Practice questions helped with reinforcement learning basics.
Practice sets explained the differences between batch and real-time inference very well.
The exam tested CI/CD practices for ML deployment.
I had questions about real-time monitoring with CloudWatch for ML workloads.
I had questions on using SageMaker Model Monitor for bias detection.
The MLS-C01 exam had several questions on SageMaker training jobs and deployment.
I had questions about supervised vs unsupervised learning use cases.
I faced questions about managing large datasets in S3 for ML training.
Practice sets explained common algorithms like XGBoost and Linear Learner.
Practice material explained SageMaker Ground Truth labeling tasks well.
Practice sets clarified distributed training techniques in SageMaker.
I had questions about monitoring ML infrastructure costs in AWS.
What are the career benefits of completing the MLS-C01 certification?
Feature selection methods were part of the test questions.
The exam covered deployment security with VPC endpoints and encryption keys.
The exam included scenarios on integrating ML with Lambda functions.

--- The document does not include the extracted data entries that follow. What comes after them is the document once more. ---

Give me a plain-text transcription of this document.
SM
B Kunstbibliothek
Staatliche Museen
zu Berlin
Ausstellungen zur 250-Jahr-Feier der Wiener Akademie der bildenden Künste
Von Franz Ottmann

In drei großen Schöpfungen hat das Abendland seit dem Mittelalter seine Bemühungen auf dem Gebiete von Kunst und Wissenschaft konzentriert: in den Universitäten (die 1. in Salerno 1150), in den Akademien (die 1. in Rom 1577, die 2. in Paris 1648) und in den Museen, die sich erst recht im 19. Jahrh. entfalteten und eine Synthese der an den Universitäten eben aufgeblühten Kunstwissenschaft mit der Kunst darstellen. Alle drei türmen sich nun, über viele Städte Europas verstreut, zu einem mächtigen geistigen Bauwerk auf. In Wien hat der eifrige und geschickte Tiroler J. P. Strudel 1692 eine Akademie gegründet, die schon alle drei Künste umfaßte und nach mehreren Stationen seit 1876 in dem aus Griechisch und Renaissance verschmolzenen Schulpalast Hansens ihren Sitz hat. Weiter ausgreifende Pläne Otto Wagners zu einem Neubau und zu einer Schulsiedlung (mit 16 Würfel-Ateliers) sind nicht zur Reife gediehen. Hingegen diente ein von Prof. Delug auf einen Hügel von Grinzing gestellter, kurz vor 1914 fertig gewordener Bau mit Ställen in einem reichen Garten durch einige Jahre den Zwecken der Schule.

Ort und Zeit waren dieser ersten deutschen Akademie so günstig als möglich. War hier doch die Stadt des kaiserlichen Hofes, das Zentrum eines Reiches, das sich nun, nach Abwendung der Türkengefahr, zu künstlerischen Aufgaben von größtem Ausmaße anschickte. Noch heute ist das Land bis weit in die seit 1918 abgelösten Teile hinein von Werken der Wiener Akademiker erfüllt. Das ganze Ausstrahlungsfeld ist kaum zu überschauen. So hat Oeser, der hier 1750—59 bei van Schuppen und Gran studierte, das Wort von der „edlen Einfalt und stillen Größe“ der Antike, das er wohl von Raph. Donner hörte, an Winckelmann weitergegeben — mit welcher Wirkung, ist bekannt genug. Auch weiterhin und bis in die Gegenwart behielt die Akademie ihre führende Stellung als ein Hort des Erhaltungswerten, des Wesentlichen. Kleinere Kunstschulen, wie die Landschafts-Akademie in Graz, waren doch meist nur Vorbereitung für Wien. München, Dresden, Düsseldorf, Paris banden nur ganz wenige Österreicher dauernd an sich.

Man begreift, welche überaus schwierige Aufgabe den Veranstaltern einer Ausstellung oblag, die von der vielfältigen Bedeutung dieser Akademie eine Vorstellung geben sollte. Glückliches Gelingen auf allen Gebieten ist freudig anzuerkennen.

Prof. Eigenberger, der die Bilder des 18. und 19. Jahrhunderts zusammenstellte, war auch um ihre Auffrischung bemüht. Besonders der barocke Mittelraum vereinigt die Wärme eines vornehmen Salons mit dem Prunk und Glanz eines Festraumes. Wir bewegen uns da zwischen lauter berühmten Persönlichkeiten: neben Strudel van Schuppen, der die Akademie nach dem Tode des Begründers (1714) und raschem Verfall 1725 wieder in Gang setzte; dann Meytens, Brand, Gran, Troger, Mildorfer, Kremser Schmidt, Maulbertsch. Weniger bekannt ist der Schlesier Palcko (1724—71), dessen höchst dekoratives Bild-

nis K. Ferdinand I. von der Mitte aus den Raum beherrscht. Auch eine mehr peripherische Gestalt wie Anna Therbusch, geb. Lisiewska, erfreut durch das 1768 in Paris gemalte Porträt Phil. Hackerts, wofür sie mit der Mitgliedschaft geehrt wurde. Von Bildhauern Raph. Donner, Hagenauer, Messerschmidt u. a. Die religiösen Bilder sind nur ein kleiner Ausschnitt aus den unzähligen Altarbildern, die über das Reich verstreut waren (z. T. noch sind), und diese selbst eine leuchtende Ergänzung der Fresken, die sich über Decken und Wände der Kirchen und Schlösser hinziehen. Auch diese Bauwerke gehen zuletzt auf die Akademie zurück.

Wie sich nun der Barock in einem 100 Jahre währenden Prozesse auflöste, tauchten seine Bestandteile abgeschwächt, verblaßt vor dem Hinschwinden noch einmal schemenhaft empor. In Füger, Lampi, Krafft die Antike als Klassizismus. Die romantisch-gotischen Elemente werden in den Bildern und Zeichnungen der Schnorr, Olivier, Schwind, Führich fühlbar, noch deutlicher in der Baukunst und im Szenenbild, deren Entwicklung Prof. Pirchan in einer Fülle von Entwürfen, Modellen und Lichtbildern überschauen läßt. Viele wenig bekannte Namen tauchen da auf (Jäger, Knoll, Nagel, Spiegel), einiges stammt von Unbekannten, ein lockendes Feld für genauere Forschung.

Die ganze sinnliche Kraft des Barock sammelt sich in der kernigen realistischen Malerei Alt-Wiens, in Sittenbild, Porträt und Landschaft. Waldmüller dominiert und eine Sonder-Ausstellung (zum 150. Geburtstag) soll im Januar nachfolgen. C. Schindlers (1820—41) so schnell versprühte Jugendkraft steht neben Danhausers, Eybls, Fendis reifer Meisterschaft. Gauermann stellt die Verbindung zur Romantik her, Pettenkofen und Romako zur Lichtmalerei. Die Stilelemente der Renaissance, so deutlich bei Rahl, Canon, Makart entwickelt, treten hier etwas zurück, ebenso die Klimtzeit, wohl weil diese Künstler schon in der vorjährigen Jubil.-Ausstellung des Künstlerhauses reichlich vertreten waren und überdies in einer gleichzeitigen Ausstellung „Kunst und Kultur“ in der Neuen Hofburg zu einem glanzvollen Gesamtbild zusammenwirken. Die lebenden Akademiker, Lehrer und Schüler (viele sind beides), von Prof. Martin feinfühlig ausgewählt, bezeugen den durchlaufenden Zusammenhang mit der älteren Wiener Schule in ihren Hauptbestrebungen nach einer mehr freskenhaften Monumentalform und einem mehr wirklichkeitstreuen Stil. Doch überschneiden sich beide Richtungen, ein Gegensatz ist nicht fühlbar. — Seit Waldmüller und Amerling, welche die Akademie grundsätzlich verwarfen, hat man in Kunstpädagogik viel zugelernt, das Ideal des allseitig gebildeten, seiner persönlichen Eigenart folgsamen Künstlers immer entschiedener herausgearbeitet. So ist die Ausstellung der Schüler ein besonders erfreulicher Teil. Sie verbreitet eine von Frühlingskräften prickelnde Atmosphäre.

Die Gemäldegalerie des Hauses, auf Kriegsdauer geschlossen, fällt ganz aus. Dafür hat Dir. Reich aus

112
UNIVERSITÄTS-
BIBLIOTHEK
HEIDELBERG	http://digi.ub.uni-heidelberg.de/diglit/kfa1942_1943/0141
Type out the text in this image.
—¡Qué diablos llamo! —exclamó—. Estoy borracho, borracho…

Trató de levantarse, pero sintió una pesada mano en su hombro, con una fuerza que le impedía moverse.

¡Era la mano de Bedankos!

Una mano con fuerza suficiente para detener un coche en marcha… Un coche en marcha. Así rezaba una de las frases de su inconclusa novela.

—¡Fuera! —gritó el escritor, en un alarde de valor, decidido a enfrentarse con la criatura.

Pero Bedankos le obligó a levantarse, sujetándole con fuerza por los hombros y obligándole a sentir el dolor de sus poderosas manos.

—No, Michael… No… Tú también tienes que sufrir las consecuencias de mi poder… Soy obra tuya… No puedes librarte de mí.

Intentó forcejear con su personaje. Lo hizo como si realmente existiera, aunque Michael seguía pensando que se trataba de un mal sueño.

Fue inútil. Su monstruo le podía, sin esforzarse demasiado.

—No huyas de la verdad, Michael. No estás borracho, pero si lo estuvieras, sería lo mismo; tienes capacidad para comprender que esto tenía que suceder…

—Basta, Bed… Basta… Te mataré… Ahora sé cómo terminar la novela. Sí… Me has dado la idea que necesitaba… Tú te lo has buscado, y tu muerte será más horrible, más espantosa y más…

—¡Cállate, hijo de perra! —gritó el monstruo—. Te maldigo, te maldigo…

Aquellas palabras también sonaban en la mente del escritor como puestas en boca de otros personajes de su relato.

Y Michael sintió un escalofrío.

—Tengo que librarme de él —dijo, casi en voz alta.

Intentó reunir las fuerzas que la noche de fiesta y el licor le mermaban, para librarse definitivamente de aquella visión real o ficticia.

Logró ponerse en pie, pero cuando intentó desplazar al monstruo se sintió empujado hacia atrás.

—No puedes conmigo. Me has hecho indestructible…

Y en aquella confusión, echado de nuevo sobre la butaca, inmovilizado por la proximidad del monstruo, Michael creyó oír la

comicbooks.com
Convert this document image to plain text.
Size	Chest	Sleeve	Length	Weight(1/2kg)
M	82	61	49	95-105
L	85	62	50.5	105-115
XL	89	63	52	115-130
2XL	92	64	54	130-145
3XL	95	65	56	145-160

Practice sets explained the benefits of SageMaker Debugger.
The exam covered federated learning in a conceptual manner.
Practice material covered ML pipeline automation in detail.
I had a long case study question on evaluating model performance using confusion matrix.
Practice sets clarified streaming data ingestion for ML workflows.
The exam tested data preprocessing scenarios, including handling missing values.